Visit the technology section of this site to find additional information on our innovative Violet Chip and OLED offerings.
The LED (Light Emitting Diode) was first discovered almost a century ago. In the early 1960’s the first practical devices were developed in the US. These were red LEDs used for indicators and alphanumeric displays. Since then blue, green and violet light emitting LEDs have been developed and research has concentrated on achieving lower costs with higher light output and efficiency.
In order to create the white light needed for general lighting the LEDs are surrounded by phosphor materials that transform the monochromatic light from a blue or near-UV LED to broad-spectrum white light.

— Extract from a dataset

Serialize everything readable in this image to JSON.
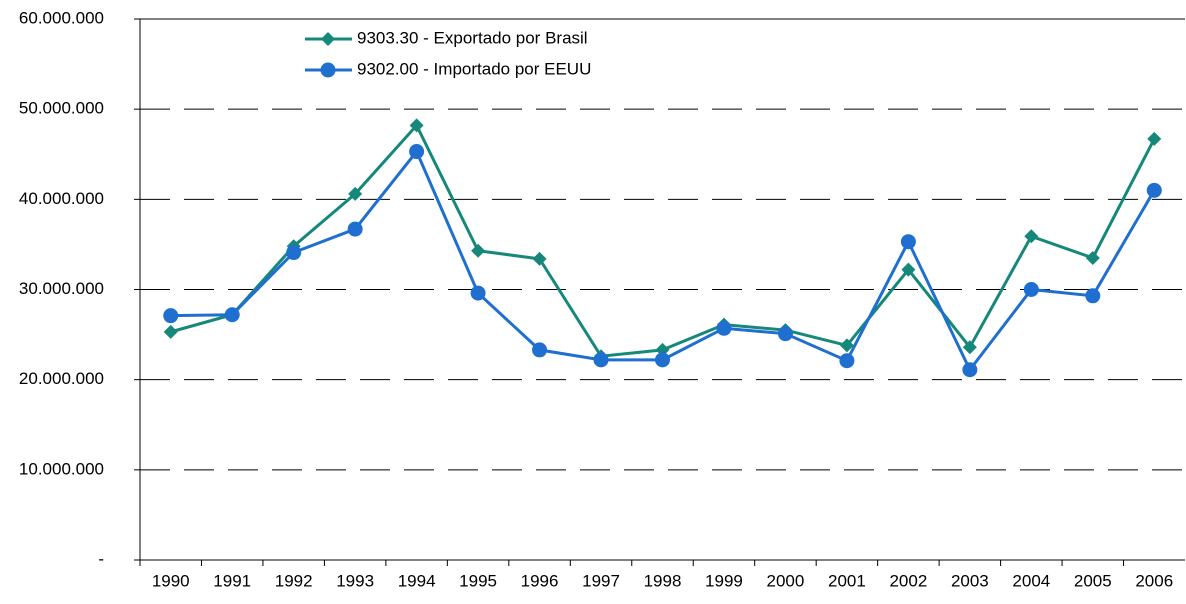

The development and sale of LED substrates, phosphors and encapsulants are a key focus for MCHC.
LED bulbs and lighting fixtures combine the methods and materials described above, electrical circuits to drive the LEDs, an optical lens to extract and focus the light, and heat sinks to maintain the LED’s optimum operating temperature.

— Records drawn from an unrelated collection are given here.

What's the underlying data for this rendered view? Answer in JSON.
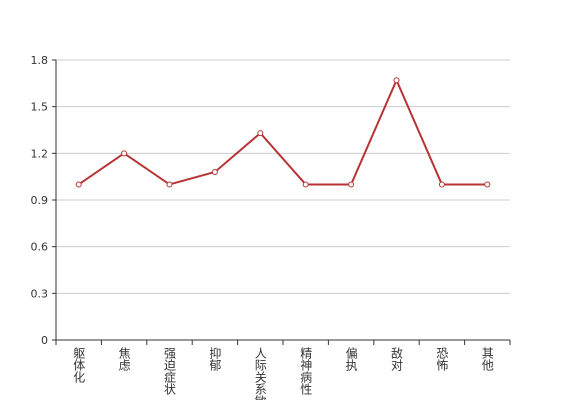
{
  "chart_data": {
    "type": "line",
    "categories": [
      "躯体化",
      "焦虑",
      "强迫症状",
      "抑郁",
      "人际关系敏感",
      "精神病性",
      "偏执",
      "敌对",
      "恐怖",
      "其他"
    ],
    "series": [
      {
        "color": "#b83434",
        "values": [
          1.0,
          1.2,
          1.0,
          1.08,
          1.33,
          1.0,
          1.0,
          1.67,
          1.0,
          1.0
        ]
      }
    ],
    "ylim": [
      0,
      1.8
    ],
    "yticks": [
      0,
      0.3,
      0.6,
      0.9,
      1.2,
      1.5,
      1.8
    ],
    "grid": true
  }
}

Retrofit light bulbs are now available to replace most incandescent and CFL bulbs. The efficiency of an LED bulb is approximately five times that of a standard incandescent bulb, so that even though the initial cost of an LED lamp is higher than the incandescent type the additional cost is more than recovered through the lower energy usage and much longer life of the LED bulb. LED lamps are also environmentally friendly because they lessen the need for power generation and do not contain hazardous materials such as mercury.
Lighting in homes and businesses typically accounts for about 20% of electrical energy use. Conversion of incandescent lighting to LED-based lighting can have a major impact on national energy usage and individual carbon footprints.